Question

Let $\Phi: R^n \to R^n$ satisfy

$\Phi(x)=u+Ax+Q(x)$, with $x=(x_1, x_2,\ldots, x_n) \in R^n$. $u$ is a given positive vector, $A$ non negative matrix, and $Q(x)$ quadratic mapping with

$Q(x)_i=x_i(k_{i1}x_1+k_{i2}x_2+\ldots+k_{in}x_n)$, where all the $k_{ij}$ are nonnegative and at least one $k_{ij}, 1 \leq i, j \leq n $ is positive.

Suppose $\Phi(\mathbf{1})=\mathbf{1}$, where $\mathbf{1}$ is the vector each entry being 1.

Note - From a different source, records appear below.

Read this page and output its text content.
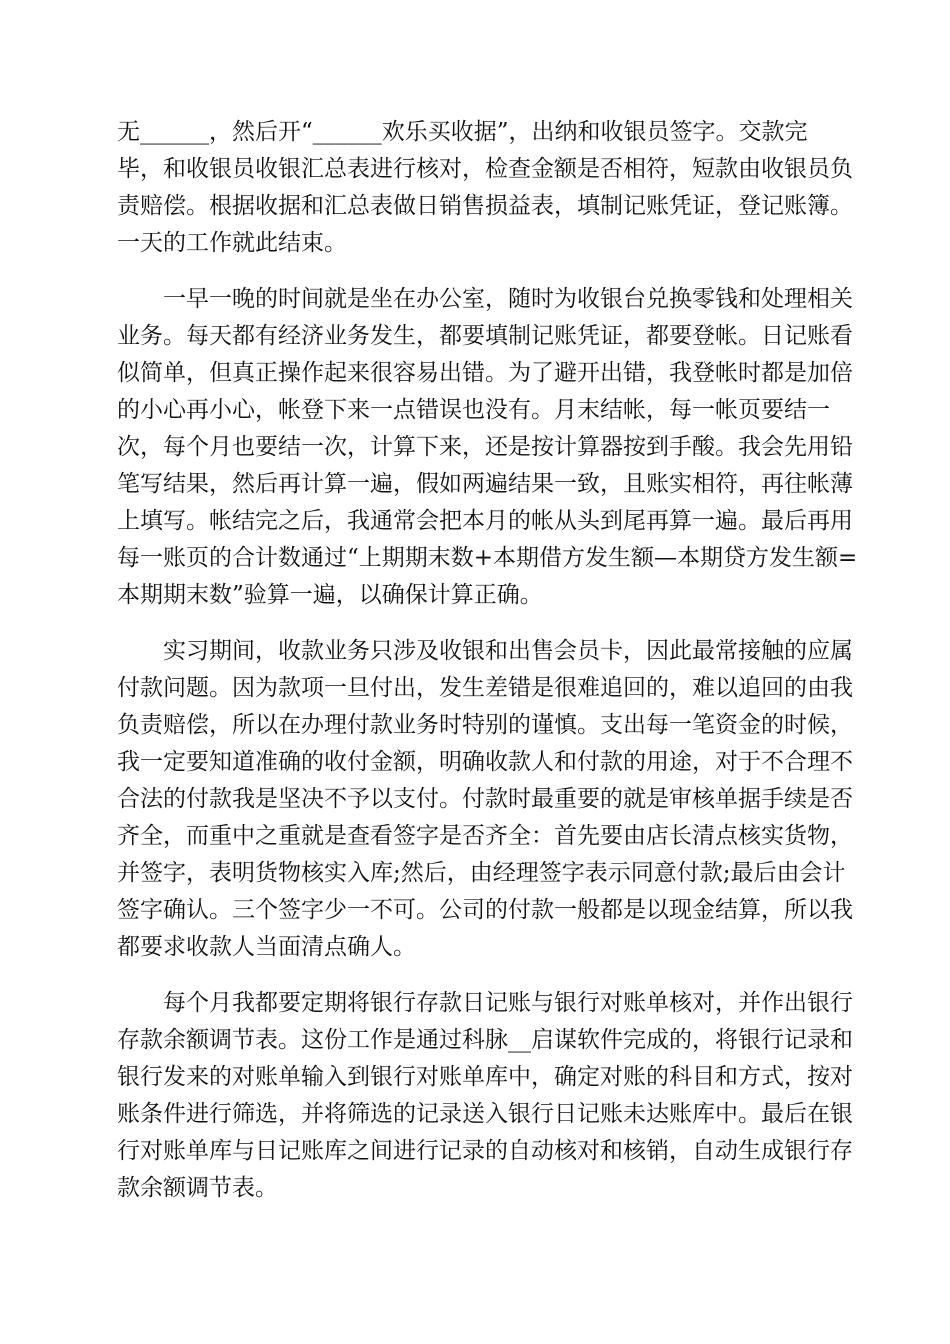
无______，然后开“______欢乐买收据”，出纳和收银员签字。交款完
毕，和收银员收银汇总表进行核对，检查金额是否相符，短款由收银员负
责赔偿。根据收据和汇总表做日销售损益表，填制记账凭证，登记账簿。
一天的工作就此结束。
一早一晚的时间就是坐在办公室，随时为收银台兑换零钱和处理相关
业务。每天都有经济业务发生，都要填制记账凭证，都要登帐。日记账看
似简单，但真正操作起来很容易出错。为了避开出错，我登帐时都是加倍
的小心再小心，帐登下来一点错误也没有。月末结帐，每一帐页要结一
次，每个月也要结一次，计算下来，还是按计算器按到手酸。我会先用铅
笔写结果，然后再计算一遍，假如两遍结果一致，且账实相符，再往帐薄
上填写。帐结完之后，我通常会把本月的帐从头到尾再算一遍。最后再用
每一账页的合计数通过“上期期末数+本期借方发生额—本期贷方发生额=
本期期末数”验算一遍，以确保计算正确。
实习期间，收款业务只涉及收银和出售会员卡，因此最常接触的应属
付款问题。因为款项一旦付出，发生差错是很难追回的，难以追回的由我
负责赔偿，所以在办理付款业务时特别的谨慎。支出每一笔资金的时候，
我一定要知道准确的收付金额，明确收款人和付款的用途，对于不合理不
合法的付款我是坚决不予以支付。付款时最重要的就是审核单据手续是否
齐全，而重中之重就是查看签字是否齐全：首先要由店长清点核实货物，
并签字，表明货物核实入库;然后，由经理签字表示同意付款;最后由会计
签字确认。三个签字少一不可。公司的付款一般都是以现金结算，所以我
都要求收款人当面清点确人。
每个月我都要定期将银行存款日记账与银行对账单核对，并作出银行
存款余额调节表。这份工作是通过科脉__启谋软件完成的，将银行记录和
银行发来的对账单输入到银行对账单库中，确定对账的科目和方式，按对
账条件进行筛选，并将筛选的记录送入银行日记账未达账库中。最后在银
行对账单库与日记账库之间进行记录的自动核对和核销，自动生成银行存
款余额调节表。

How can I prove that there cannot be two distinct vectors u, v such that u, v are different from the vector $\mathbf{1}$ and $\Phi(v)=v, \Phi(u)=u$,

$v, u$ are vectors with each entry positive and no greater than 1.

Answer 1

The property does not hold as stated. Consider the case $u=(\frac{1}{2},\dots,\frac{1}{2}), A=\frac{1}{4}I,$ and $Q(x)_i = \frac{1}{4}x_i^2$. Then $\Phi$ maps $(x_1,\dots,x_n)$ to $\frac{1}{4}(x_1^2+x_1+2,\dots,x_n^2+x_n+2)$, and all $x$ with $x_i\in{1,2}$ are fixed points.

Answer 2

Are you sure that this holds in general? I have studied a very similar problem a few years ago (paper, arxiv), and there you can have up to $2^n$ solutions and you need a minimality property to characterize the physically meaningful solution. Maybe you can get something useful out of the paper.